The fund provider recently launched the Franklin LibertyQ International Equity Hedged ETF (NYSEArca: FLQH), Franklin LibertyQ Emerging Markets ETF (NYSEArca: FLQE), Franklin LibertyQ Global Dividend ETF (NYSEArca: FLQG) and Franklin LibertyQ Global Equity ETF (NYSEArca: FLQD).

Related: Institutional Smart-Beta ETF Adoption is Quickly Rising

The International Equity Hedged ETF will try to reflect the performance of the Franklin International Equity Hedged Index, a rules-based proprietary index based off the MSCI EAFE Index. Specifically, the fund will include company stocks from developed Europe, Australasia and the Far East with favorable style factors, including quality, value, momentum and low volatility. Top country weights include U.K. 26.7%, Japan 18.2%, Australia 13.6%, Switzerland 9.0% and Spain 4.7%. Additionally, the index will hedge currency risk against the U.S. dollar. FLQH has a 0.40% expense ratio.

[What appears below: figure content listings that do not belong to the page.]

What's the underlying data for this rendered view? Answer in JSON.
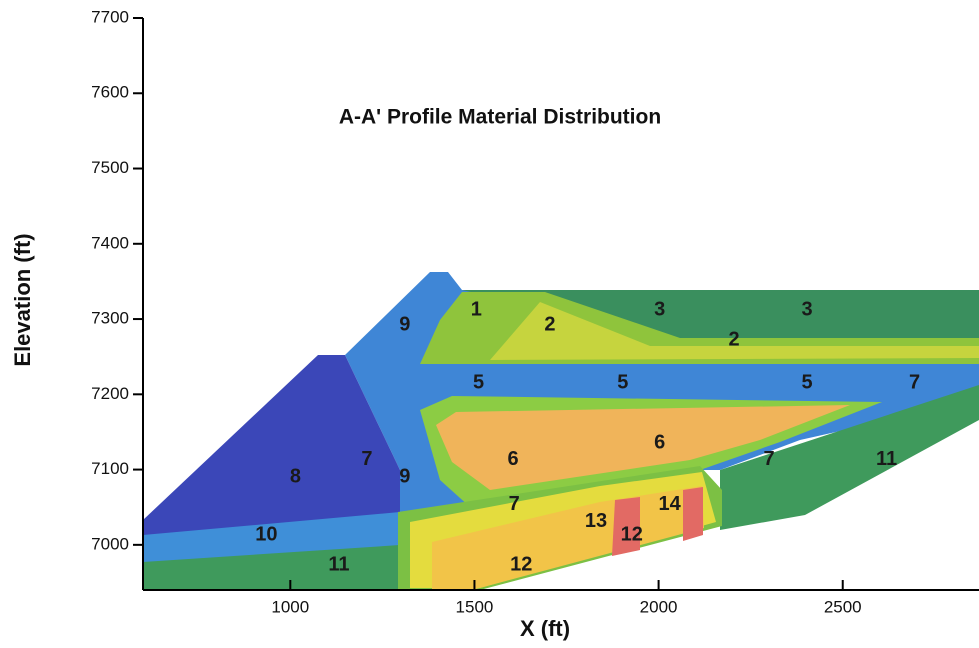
{
  "chart_data": {
    "type": "area",
    "title": "A-A' Profile Material Distribution",
    "x_label": "X (ft)",
    "y_label": "Elevation (ft)",
    "xlim": [
      600,
      2870
    ],
    "ylim": [
      6940,
      7700
    ],
    "xticks": [
      1000,
      1500,
      2000,
      2500
    ],
    "yticks": [
      7000,
      7100,
      7200,
      7300,
      7400,
      7500,
      7600,
      7700
    ],
    "annotations": [
      {
        "text": "1",
        "x": 1505,
        "y": 7312
      },
      {
        "text": "2",
        "x": 1705,
        "y": 7292
      },
      {
        "text": "3",
        "x": 2003,
        "y": 7312
      },
      {
        "text": "3",
        "x": 2403,
        "y": 7312
      },
      {
        "text": "2",
        "x": 2205,
        "y": 7272
      },
      {
        "text": "9",
        "x": 1311,
        "y": 7292
      },
      {
        "text": "5",
        "x": 1511,
        "y": 7215
      },
      {
        "text": "5",
        "x": 1903,
        "y": 7215
      },
      {
        "text": "5",
        "x": 2403,
        "y": 7215
      },
      {
        "text": "7",
        "x": 2695,
        "y": 7215
      },
      {
        "text": "6",
        "x": 1605,
        "y": 7113
      },
      {
        "text": "6",
        "x": 2003,
        "y": 7135
      },
      {
        "text": "7",
        "x": 2300,
        "y": 7113
      },
      {
        "text": "11",
        "x": 2619,
        "y": 7113
      },
      {
        "text": "8",
        "x": 1014,
        "y": 7090
      },
      {
        "text": "7",
        "x": 1208,
        "y": 7113
      },
      {
        "text": "9",
        "x": 1311,
        "y": 7090
      },
      {
        "text": "7",
        "x": 1608,
        "y": 7053
      },
      {
        "text": "13",
        "x": 1830,
        "y": 7031
      },
      {
        "text": "14",
        "x": 2030,
        "y": 7053
      },
      {
        "text": "12",
        "x": 1927,
        "y": 7013
      },
      {
        "text": "12",
        "x": 1627,
        "y": 6973
      },
      {
        "text": "10",
        "x": 935,
        "y": 7013
      },
      {
        "text": "11",
        "x": 1132,
        "y": 6973
      }
    ]
  }
}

The Emerging Markets ETF will try to reflect the performance of the Franklin Emerging Markets Index, which also tracks a different version of the MSCI Emerging Markets Index that aims to follow the performance of the Franklin Templeton’s investment strategy. The underlying index will include the four style factors of quality, value, momentum and low volatility, and generate lower level of risk and higher risk-adjusted performance than the MSCI Emerging Market benchmark. Top country weights include South Korea 15.5%, Taiwan 14.3%, U.S. 10.3%, Russia 9.0% and China 6.8%. FLQE has a 0.55% expense ratio.